Seeking Guardianship or Conservatorship
A person seeking to become a guardian or conservator for an incapacitated adult must file a petition with the Circuit Court and must meet a number of statutory notice and pleading requirements as set forth in the Code of Virginia. For purposes of the petition, the incapacitated adult is referred to as the respondent. Any person may file a petition for the appointment of a guardian, conservator, or both, and the person filing a petition (referred to as the petitioner) does not necessarily have to be the person who will be appointed guardian or conservator for the respondent.
Once a petition is filed, the court will appoint a Guardian ad litem, who is an attorney at law, licensed to practice law in Virginia, and is appointed by the Circuit Court to represent the interests of the incapacitated person during the guardianship and/or conservatorship proceeding.
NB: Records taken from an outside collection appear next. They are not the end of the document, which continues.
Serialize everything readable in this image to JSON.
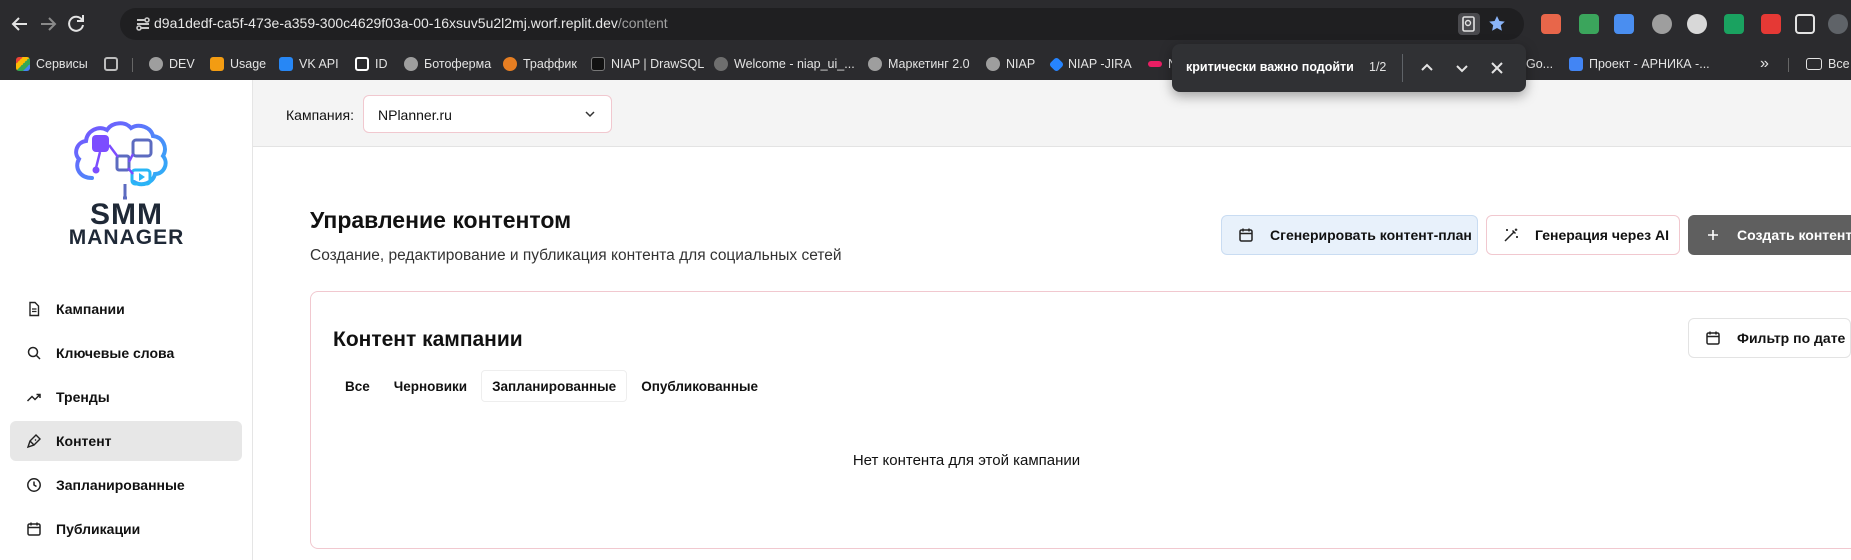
{
  "browser": {
    "url_host": "d9a1dedf-ca5f-473e-a359-300c4629f03a-00-16xsuv5u2l2mj.worf.replit.dev",
    "url_path": "/content",
    "bookmarks": [
      {
        "label": "Сервисы",
        "color": "#e74c3c"
      },
      {
        "label": "DEV",
        "color": "#9e9e9e"
      },
      {
        "label": "Usage",
        "color": "#f39c12"
      },
      {
        "label": "VK API",
        "color": "#2787f5"
      },
      {
        "label": "ID",
        "color": "#ffffff"
      },
      {
        "label": "Ботоферма",
        "color": "#9e9e9e"
      },
      {
        "label": "Траффик",
        "color": "#e67e22"
      },
      {
        "label": "NIAP | DrawSQL",
        "color": "#111111"
      },
      {
        "label": "Welcome - niap_ui_...",
        "color": "#6e6e6e"
      },
      {
        "label": "Маркетинг 2.0",
        "color": "#9e9e9e"
      },
      {
        "label": "NIAP",
        "color": "#9e9e9e"
      },
      {
        "label": "NIAP -JIRA",
        "color": "#2684ff"
      },
      {
        "label": "N",
        "color": "#e91e63"
      },
      {
        "label": "Go...",
        "color": "#4285f4"
      },
      {
        "label": "Проект - АРНИКА -...",
        "color": "#4285f4"
      }
    ],
    "other_bookmarks": "Все закладки",
    "find": {
      "query": "критически важно подойти",
      "count": "1/2"
    }
  },
  "sidebar": {
    "logo_line1": "SMM",
    "logo_line2": "MANAGER",
    "items": [
      {
        "label": "Кампании",
        "icon": "document-icon",
        "active": false
      },
      {
        "label": "Ключевые слова",
        "icon": "search-icon",
        "active": false
      },
      {
        "label": "Тренды",
        "icon": "trending-icon",
        "active": false
      },
      {
        "label": "Контент",
        "icon": "pen-icon",
        "active": true
      },
      {
        "label": "Запланированные",
        "icon": "clock-icon",
        "active": false
      },
      {
        "label": "Публикации",
        "icon": "calendar-icon",
        "active": false
      }
    ]
  },
  "topbar": {
    "campaign_label": "Кампания:",
    "campaign_value": "NPlanner.ru"
  },
  "main": {
    "title": "Управление контентом",
    "subtitle": "Создание, редактирование и публикация контента для социальных сетей",
    "btn_generate_plan": "Сгенерировать контент-план",
    "btn_ai": "Генерация через AI",
    "btn_create": "Создать контент",
    "card": {
      "title": "Контент кампании",
      "filter_label": "Фильтр по дате",
      "tabs": [
        "Все",
        "Черновики",
        "Запланированные",
        "Опубликованные"
      ],
      "selected_tab": 2,
      "empty_text": "Нет контента для этой кампании"
    }
  },
  "colors": {
    "accent_border": "#f1c8cf",
    "plan_button_bg": "#e8f1fb",
    "create_button_bg": "#5f5f5f",
    "active_nav_bg": "#e7e7e7"
  }
}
The Guardian ad litem has several duties, including meeting with and evaluating the condition of the respondent, and providing a detailed report and recommendation to the court.
The purpose of a guardianship/conservatorship proceeding is to ensure that the best interests of the incapacitated person are represented and safeguarded. To grant a guardianship and/or conservatorship, the petitioner must prove, and the court must determine, that the respondent is legally incapacitated, and that the proposed guardian or conservator is the appropriate and qualified choice under the law. This will require the petitioner to appear at a hearing and present evidence. It is important to note that the respondent is entitled to counsel and may object to the appointment of a guardian or conservator and request that the case be tried by a jury. Similarly, a third party may object and contest the petition. If the matter is contested, petitioners can find themselves in the midst of protracted litigation, where the final hearing resembles a full trial at which evidence is presented, testimony is heard, and witnesses are cross-examined.
Becoming someone's guardian or conservator is a great responsibility, and can be an arduous and emotionally difficult process. Before you petition a court to take on this important role, you should consult with a litigation attorney experienced in guardianships and conservatorships who can ensure you meet your statutory responsibilities and will competently guide you through the trial process.